Sam Weiss
The new show on FX and Hulu,’ The Bear’, with critical and commercial appeal, has been growing in popularity all around the world. The mix of comedy, drama, and the anxiety-inducing chaos of what it is like to work in the restaurant industry, makes for a gripping show you can’t look away from.
On Hulu, season 2 of ‘The Bear’ had gotten 853,000 minutes of watch time in just one week according to ‘the Deadline’. This puts at #5 on the Nielson Streaming top 10. But according to staff writer for ‘The Bear’, Alex O’Keafe, he was getting paid no residuals for the streaming.
“As a staff writer, you’re writing and revising for everyone, but there’s no residuals on Hulu because it’s streaming,” O’Keefe told The New York Post. “That’s a huge injustice,” wrote ‘Deadline’.
Stories like these were more common than you think. Hundreds of thousands of writers getting no residuals from the tv shows and movies that they wrote, just because it was on a streaming service. This is what led to the Writers Guild of America to go on strike.
March 20th, 2023, the Alliance of Movie Producers and Television Producers and the Writers Guild of America started having discussions about a new contract, but they eventually stalled, which led to the strike. The AMPTP is the representative for the Studios when negotiating with workers unions.
According to Forbes magazine, May 1st, 2023, the WGA voted with a 97.9% approval to go on strike. May 2nd, 2023, the picket lines officially started. Many celebrity actors like Matt Damon, Ben Affleck, and Margot Robbie came out in support of the writers.

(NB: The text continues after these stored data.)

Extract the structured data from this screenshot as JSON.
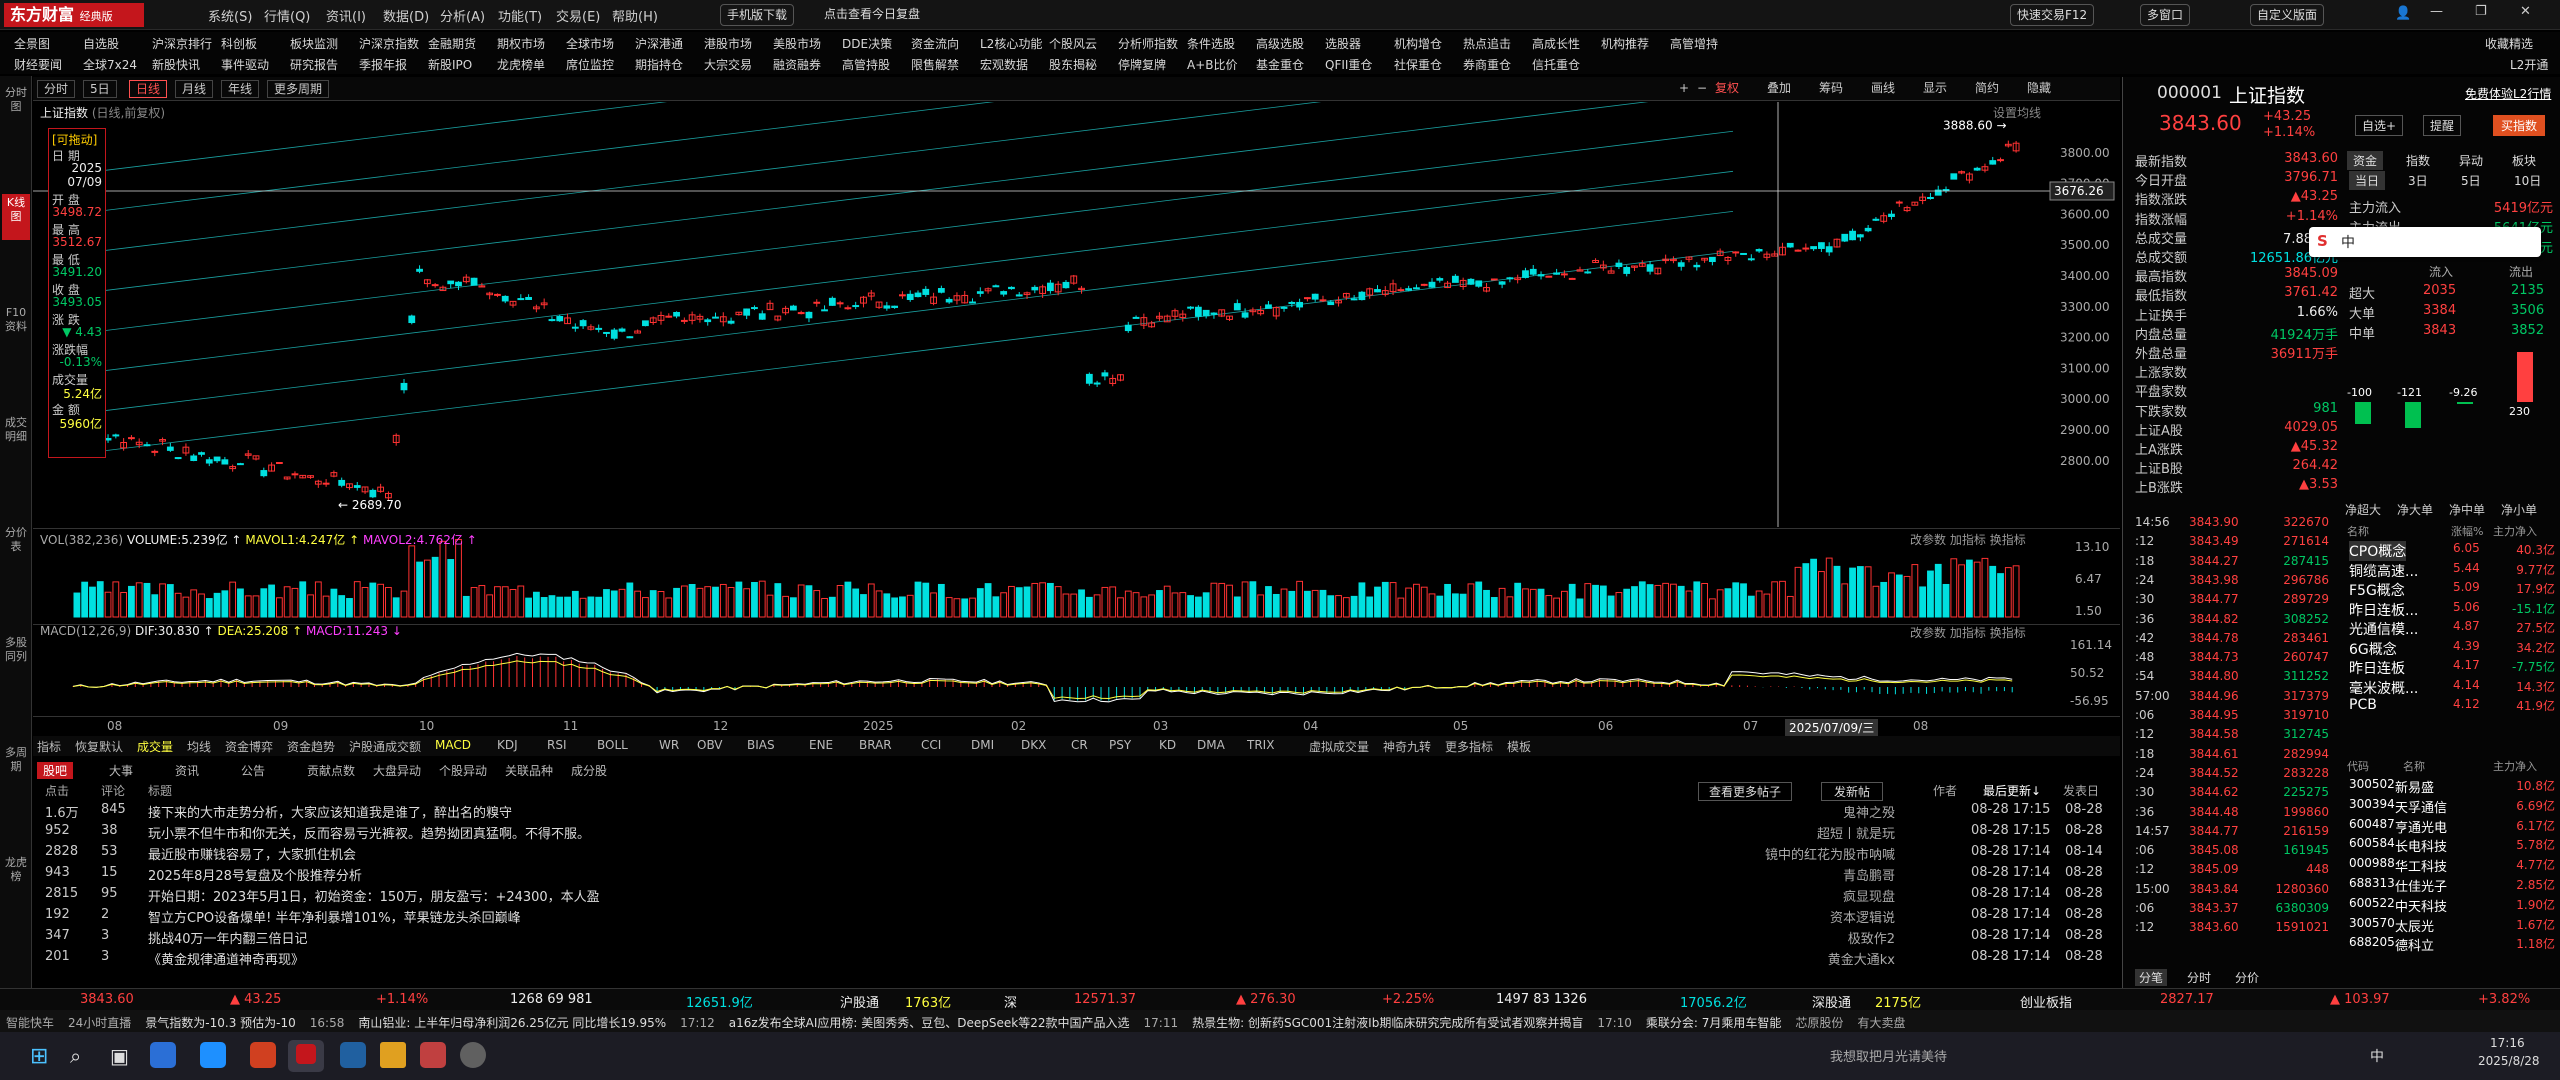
{
  "app": {
    "logo": "东方财富",
    "edition": "经典版"
  },
  "menu": [
    "系统(S)",
    "行情(Q)",
    "资讯(I)",
    "数据(D)",
    "分析(A)",
    "功能(T)",
    "交易(E)",
    "帮助(H)"
  ],
  "topbar": {
    "mobile": "手机版下载",
    "review": "点击查看今日复盘",
    "fast_trade": "快速交易F12",
    "multi_window": "多窗口",
    "custom_layout": "自定义版面"
  },
  "nav_row1": [
    "全景图",
    "自选股",
    "沪深京排行",
    "科创板",
    "板块监测",
    "沪深京指数",
    "金融期货",
    "期权市场",
    "全球市场",
    "沪深港通",
    "港股市场",
    "美股市场",
    "DDE决策",
    "资金流向",
    "L2核心功能",
    "个股风云",
    "分析师指数",
    "条件选股",
    "高级选股",
    "选股器",
    "机构增仓",
    "热点追击",
    "高成长性",
    "机构推荐",
    "高管增持"
  ],
  "nav_row2": [
    "财经要闻",
    "全球7x24",
    "新股快讯",
    "事件驱动",
    "研究报告",
    "季报年报",
    "新股IPO",
    "龙虎榜单",
    "席位监控",
    "期指持仓",
    "大宗交易",
    "融资融券",
    "高管持股",
    "限售解禁",
    "宏观数据",
    "股东揭秘",
    "停牌复牌",
    "A+B比价",
    "基金重仓",
    "QFII重仓",
    "社保重仓",
    "券商重仓",
    "信托重仓"
  ],
  "nav_right": {
    "favorites": "收藏精选",
    "l2": "L2开通"
  },
  "left_strip": [
    "分时图",
    "K线图",
    "F10资料",
    "成交明细",
    "分价表",
    "多股同列",
    "多周期",
    "龙虎榜"
  ],
  "left_active": "K线图",
  "period_tabs": [
    "分时",
    "5日",
    "日线",
    "月线",
    "年线",
    "更多周期"
  ],
  "period_active": "日线",
  "chart_toolbar_right": [
    "复权",
    "叠加",
    "筹码",
    "画线",
    "显示",
    "简约",
    "隐藏"
  ],
  "chart": {
    "title": "上证指数",
    "subtitle": "(日线,前复权)",
    "settings": "设置均线",
    "price_labels": [
      "3800.00",
      "3700.00",
      "3600.00",
      "3500.00",
      "3400.00",
      "3300.00",
      "3200.00",
      "3100.00",
      "3000.00",
      "2900.00",
      "2800.00"
    ],
    "cross_price": "3676.26",
    "high_mark": "3888.60",
    "low_mark": "2689.70"
  },
  "info_panel": {
    "title": "[可拖动]",
    "date_label": "日 期",
    "date_year": "2025",
    "date_md": "07/09",
    "open_label": "开 盘",
    "open": "3498.72",
    "high_label": "最 高",
    "high": "3512.67",
    "low_label": "最 低",
    "low": "3491.20",
    "close_label": "收 盘",
    "close": "3493.05",
    "chg_label": "涨 跌",
    "chg": "▼ 4.43",
    "pct_label": "涨跌幅",
    "pct": "-0.13%",
    "vol_label": "成交量",
    "vol": "5.24亿",
    "amt_label": "金 额",
    "amt": "5960亿"
  },
  "volume": {
    "label": "VOL(382,236)",
    "v": "VOLUME:5.239亿 ↑",
    "ma1": "MAVOL1:4.247亿 ↑",
    "ma2": "MAVOL2:4.762亿 ↑",
    "right": [
      "改参数",
      "加指标",
      "换指标"
    ],
    "ticks": [
      "13.10",
      "6.47",
      "1.50"
    ]
  },
  "macd": {
    "label": "MACD(12,26,9)",
    "dif": "DIF:30.830 ↑",
    "dea": "DEA:25.208 ↑",
    "macd": "MACD:11.243 ↓",
    "right": [
      "改参数",
      "加指标",
      "换指标"
    ],
    "ticks": [
      "161.14",
      "50.52",
      "-56.95"
    ]
  },
  "xaxis": [
    "08",
    "09",
    "10",
    "11",
    "12",
    "2025",
    "02",
    "03",
    "04",
    "05",
    "06",
    "07",
    "2025/07/09/三",
    "08"
  ],
  "indicator_tabs": [
    "指标",
    "恢复默认",
    "成交量",
    "均线",
    "资金博弈",
    "资金趋势",
    "沪股通成交额",
    "MACD",
    "KDJ",
    "RSI",
    "BOLL",
    "WR",
    "OBV",
    "BIAS",
    "ENE",
    "BRAR",
    "CCI",
    "DMI",
    "DKX",
    "CR",
    "PSY",
    "KD",
    "DMA",
    "TRIX",
    "虚拟成交量",
    "神奇九转",
    "更多指标",
    "模板"
  ],
  "guba": {
    "tabs": [
      "股吧",
      "大事",
      "资讯",
      "公告",
      "贡献点数",
      "大盘异动",
      "个股异动",
      "关联品种",
      "成分股"
    ],
    "header": {
      "clicks": "点击",
      "comments": "评论",
      "title": "标题",
      "more": "查看更多帖子",
      "post": "发新帖",
      "author": "作者",
      "updated": "最后更新↓",
      "posted": "发表日"
    },
    "rows": [
      {
        "c": "1.6万",
        "r": "845",
        "t": "接下来的大市走势分析，大家应该知道我是谁了，醉出名的糗守",
        "a": "鬼神之殁",
        "u": "08-28 17:15",
        "p": "08-28"
      },
      {
        "c": "952",
        "r": "38",
        "t": "玩小票不但牛市和你无关，反而容易亏光裤衩。趋势拗团真猛啊。不得不服。",
        "a": "超短丨就是玩",
        "u": "08-28 17:15",
        "p": "08-28"
      },
      {
        "c": "2828",
        "r": "53",
        "t": "最近股市赚钱容易了，大家抓住机会",
        "a": "镜中的红花为股市呐喊",
        "u": "08-28 17:14",
        "p": "08-14"
      },
      {
        "c": "943",
        "r": "15",
        "t": "2025年8月28号复盘及个股推荐分析",
        "a": "青岛鹏哥",
        "u": "08-28 17:14",
        "p": "08-28"
      },
      {
        "c": "2815",
        "r": "95",
        "t": "开始日期：2023年5月1日，初始资金：150万，朋友盈亏：+24300，本人盈",
        "a": "疯显现盘",
        "u": "08-28 17:14",
        "p": "08-28"
      },
      {
        "c": "192",
        "r": "2",
        "t": "智立方CPO设备爆单! 半年净利暴增101%，苹果链龙头杀回巅峰",
        "a": "资本逻辑说",
        "u": "08-28 17:14",
        "p": "08-28"
      },
      {
        "c": "347",
        "r": "3",
        "t": "挑战40万一年内翻三倍日记",
        "a": "极致作2",
        "u": "08-28 17:14",
        "p": "08-28"
      },
      {
        "c": "201",
        "r": "3",
        "t": "《黄金规律通道神奇再现》",
        "a": "黄金大通kx",
        "u": "08-28 17:14",
        "p": "08-28"
      }
    ]
  },
  "rightpanel": {
    "code": "000001",
    "name": "上证指数",
    "price": "3843.60",
    "chg": "+43.25",
    "pct": "+1.14%",
    "free_l2": "免费体验L2行情",
    "self": "自选+",
    "alert": "提醒",
    "buy_index": "买指数",
    "stats": [
      {
        "k": "最新指数",
        "v": "3843.60",
        "c": "red"
      },
      {
        "k": "今日开盘",
        "v": "3796.71",
        "c": "red"
      },
      {
        "k": "指数涨跌",
        "v": "▲43.25",
        "c": "red"
      },
      {
        "k": "指数涨幅",
        "v": "+1.14%",
        "c": "red"
      },
      {
        "k": "总成交量",
        "v": "7.88亿手",
        "c": "white"
      },
      {
        "k": "总成交额",
        "v": "12651.86亿元",
        "c": "cyan"
      },
      {
        "k": "最高指数",
        "v": "3845.09",
        "c": "red"
      },
      {
        "k": "最低指数",
        "v": "3761.42",
        "c": "red"
      },
      {
        "k": "上证换手",
        "v": "1.66%",
        "c": "white"
      },
      {
        "k": "内盘总量",
        "v": "41924万手",
        "c": "green"
      },
      {
        "k": "外盘总量",
        "v": "36911万手",
        "c": "red"
      },
      {
        "k": "上涨家数",
        "v": "",
        "c": "red"
      },
      {
        "k": "平盘家数",
        "v": "",
        "c": "white"
      },
      {
        "k": "下跌家数",
        "v": "981",
        "c": "green"
      },
      {
        "k": "上证A股",
        "v": "4029.05",
        "c": "red"
      },
      {
        "k": "上A涨跌",
        "v": "▲45.32",
        "c": "red"
      },
      {
        "k": "上证B股",
        "v": "264.42",
        "c": "red"
      },
      {
        "k": "上B涨跌",
        "v": "▲3.53",
        "c": "red"
      }
    ],
    "tabs": [
      "资金",
      "指数",
      "异动",
      "板块"
    ],
    "subtabs": [
      "当日",
      "3日",
      "5日",
      "10日"
    ],
    "flows": [
      {
        "k": "主力流入",
        "v": "5419亿元",
        "c": "red"
      },
      {
        "k": "主力流出",
        "v": "5641亿元",
        "c": "green"
      },
      {
        "k": "主力净流入",
        "v": "-221亿元",
        "c": "green"
      }
    ],
    "flow_head": [
      "",
      "流入",
      "流出"
    ],
    "flow_rows": [
      {
        "k": "超大",
        "i": "2035",
        "o": "2135"
      },
      {
        "k": "大单",
        "i": "3384",
        "o": "3506"
      },
      {
        "k": "中单",
        "i": "3843",
        "o": "3852"
      }
    ],
    "net_bars": [
      "-100",
      "-121",
      "-9.26",
      "230"
    ],
    "net_labels": [
      "净超大",
      "净大单",
      "净中单",
      "净小单"
    ],
    "ticks": [
      {
        "t": "14:56",
        "p": "3843.90",
        "v": "322670"
      },
      {
        "t": ":12",
        "p": "3843.49",
        "v": "271614"
      },
      {
        "t": ":18",
        "p": "3844.27",
        "v": "287415"
      },
      {
        "t": ":24",
        "p": "3843.98",
        "v": "296786"
      },
      {
        "t": ":30",
        "p": "3844.77",
        "v": "289729"
      },
      {
        "t": ":36",
        "p": "3844.82",
        "v": "308252"
      },
      {
        "t": ":42",
        "p": "3844.78",
        "v": "283461"
      },
      {
        "t": ":48",
        "p": "3844.73",
        "v": "260747"
      },
      {
        "t": ":54",
        "p": "3844.80",
        "v": "311252"
      },
      {
        "t": "57:00",
        "p": "3844.96",
        "v": "317379"
      },
      {
        "t": ":06",
        "p": "3844.95",
        "v": "319710"
      },
      {
        "t": ":12",
        "p": "3844.58",
        "v": "312745"
      },
      {
        "t": ":18",
        "p": "3844.61",
        "v": "282994"
      },
      {
        "t": ":24",
        "p": "3844.52",
        "v": "283228"
      },
      {
        "t": ":30",
        "p": "3844.62",
        "v": "225275"
      },
      {
        "t": ":36",
        "p": "3844.48",
        "v": "199860"
      },
      {
        "t": "14:57",
        "p": "3844.77",
        "v": "216159"
      },
      {
        "t": ":06",
        "p": "3845.08",
        "v": "161945"
      },
      {
        "t": ":12",
        "p": "3845.09",
        "v": "448"
      },
      {
        "t": "15:00",
        "p": "3843.84",
        "v": "1280360"
      },
      {
        "t": ":06",
        "p": "3843.37",
        "v": "6380309"
      },
      {
        "t": ":12",
        "p": "3843.60",
        "v": "1591021"
      }
    ],
    "sector_head": [
      "名称",
      "涨幅%",
      "主力净入"
    ],
    "sectors": [
      {
        "n": "CPO概念",
        "p": "6.05",
        "m": "40.3亿"
      },
      {
        "n": "铜缆高速...",
        "p": "5.44",
        "m": "9.77亿"
      },
      {
        "n": "F5G概念",
        "p": "5.09",
        "m": "17.9亿"
      },
      {
        "n": "昨日连板...",
        "p": "5.06",
        "m": "-15.1亿"
      },
      {
        "n": "光通信模...",
        "p": "4.87",
        "m": "27.5亿"
      },
      {
        "n": "6G概念",
        "p": "4.39",
        "m": "34.2亿"
      },
      {
        "n": "昨日连板",
        "p": "4.17",
        "m": "-7.75亿"
      },
      {
        "n": "毫米波概...",
        "p": "4.14",
        "m": "14.3亿"
      },
      {
        "n": "PCB",
        "p": "4.12",
        "m": "41.9亿"
      }
    ],
    "stock_head": [
      "代码",
      "名称",
      "主力净入"
    ],
    "stocks": [
      {
        "c": "300502",
        "n": "新易盛",
        "m": "10.8亿"
      },
      {
        "c": "300394",
        "n": "天孚通信",
        "m": "6.69亿"
      },
      {
        "c": "600487",
        "n": "亨通光电",
        "m": "6.17亿"
      },
      {
        "c": "600584",
        "n": "长电科技",
        "m": "5.78亿"
      },
      {
        "c": "000988",
        "n": "华工科技",
        "m": "4.77亿"
      },
      {
        "c": "688313",
        "n": "仕佳光子",
        "m": "2.85亿"
      },
      {
        "c": "600522",
        "n": "中天科技",
        "m": "1.90亿"
      },
      {
        "c": "300570",
        "n": "太辰光",
        "m": "1.67亿"
      },
      {
        "c": "688205",
        "n": "德科立",
        "m": "1.18亿"
      }
    ],
    "bottom_tabs": [
      "分笔",
      "分时",
      "分价"
    ]
  },
  "status": {
    "sh": "3843.60",
    "sh_chg": "▲ 43.25",
    "sh_pct": "+1.14%",
    "sh_cnt": "1268 69 981",
    "sh_amt": "12651.9亿",
    "hgt": "沪股通",
    "hgt_v": "1763亿",
    "sz_label": "深",
    "sz": "12571.37",
    "sz_chg": "▲ 276.30",
    "sz_pct": "+2.25%",
    "sz_cnt": "1497 83 1326",
    "sz_amt": "17056.2亿",
    "sgt": "深股通",
    "sgt_v": "2175亿",
    "cyb": "创业板指",
    "cyb_v": "2827.17",
    "cyb_chg": "▲ 103.97",
    "cyb_pct": "+3.82%"
  },
  "news": [
    "智能快车",
    "24小时直播",
    "景气指数为-10.3 预估为-10",
    "16:58",
    "南山铝业: 上半年归母净利润26.25亿元 同比增长19.95%",
    "17:12",
    "a16z发布全球AI应用榜: 美图秀秀、豆包、DeepSeek等22款中国产品入选",
    "17:11",
    "热景生物: 创新药SGC001注射液Ib期临床研究完成所有受试者观察并揭盲",
    "17:10",
    "乘联分会: 7月乘用车智能",
    "芯原股份",
    "有大卖盘"
  ],
  "taskbar": {
    "search_hint": "我想取把月光请美待",
    "time": "17:16",
    "date": "2025/8/28",
    "ime": "中"
  }
}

Strike captains who have platforms on social media like Adam Conover, from shows like ‘Adam Ruins Everything’, went live on twitch with twitch streamers HasanAbi and Caroline Kwan while picketing to spread the message of the WGA.
The historic strike lasted 146 days. In the middle of the WGA strike, the actors part of SAG-AFTRA went on strike as well, when they couldn’t strike a deal with the AMPTP as well.

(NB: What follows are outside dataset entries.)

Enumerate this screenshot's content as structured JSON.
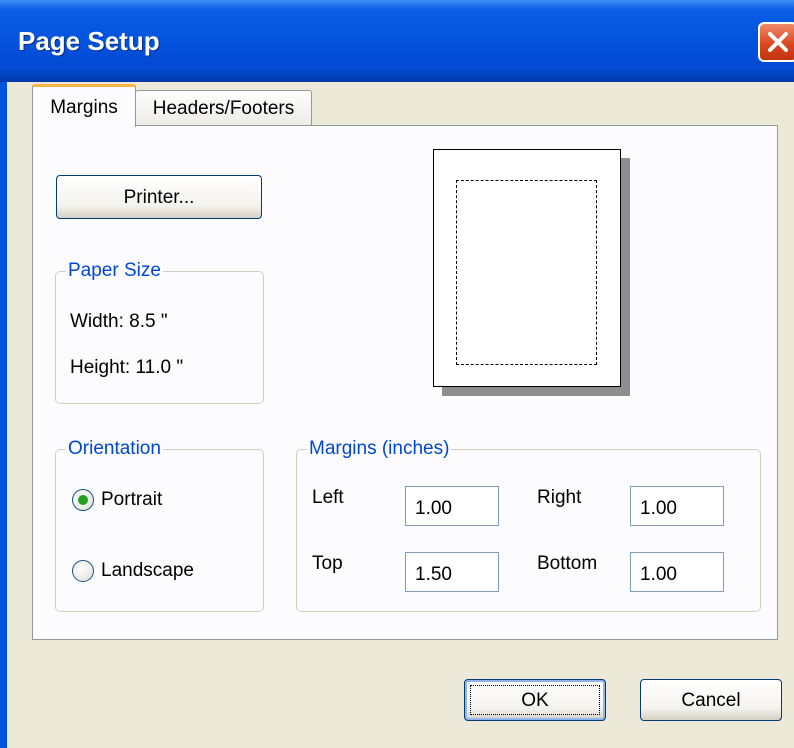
{
  "window": {
    "title": "Page Setup"
  },
  "tabs": [
    {
      "label": "Margins",
      "selected": true
    },
    {
      "label": "Headers/Footers",
      "selected": false
    }
  ],
  "printer_button": "Printer...",
  "paper_size": {
    "legend": "Paper Size",
    "width": "Width: 8.5 \"",
    "height": "Height: 11.0 \""
  },
  "orientation": {
    "legend": "Orientation",
    "options": [
      {
        "label": "Portrait",
        "selected": true
      },
      {
        "label": "Landscape",
        "selected": false
      }
    ]
  },
  "margins": {
    "legend": "Margins (inches)",
    "left_label": "Left",
    "left_value": "1.00",
    "right_label": "Right",
    "right_value": "1.00",
    "top_label": "Top",
    "top_value": "1.50",
    "bottom_label": "Bottom",
    "bottom_value": "1.00"
  },
  "buttons": {
    "ok": "OK",
    "cancel": "Cancel"
  },
  "colors": {
    "titlebar": "#0453dd",
    "legend_text": "#0046d5",
    "tab_highlight": "#f7b545",
    "close_button": "#d8431c"
  },
  "icons": {
    "close": "close-x-icon"
  }
}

September 24th, 2023, the WGA and AMPTP came to a tentative agreement for the contract. Which means that the WGA will vote on whether they want to keep that contract or not. That contract will not be available to the public until their vote goes through.
“We can say, with great pride, that this deal is exceptional – with meaningful gains and protections for writers in every sector of the membership,” stated the WGA negotiating committee in an email they sent to WGA members once the deal was struck.
Now that the writers have come to an agreement, that doesn’t mean the picket lines stop because SAG-AFTRA is still on strike and looking for their fair deal. But for the time being, this seems to be a huge win for writers and everyone in the film and tv industry.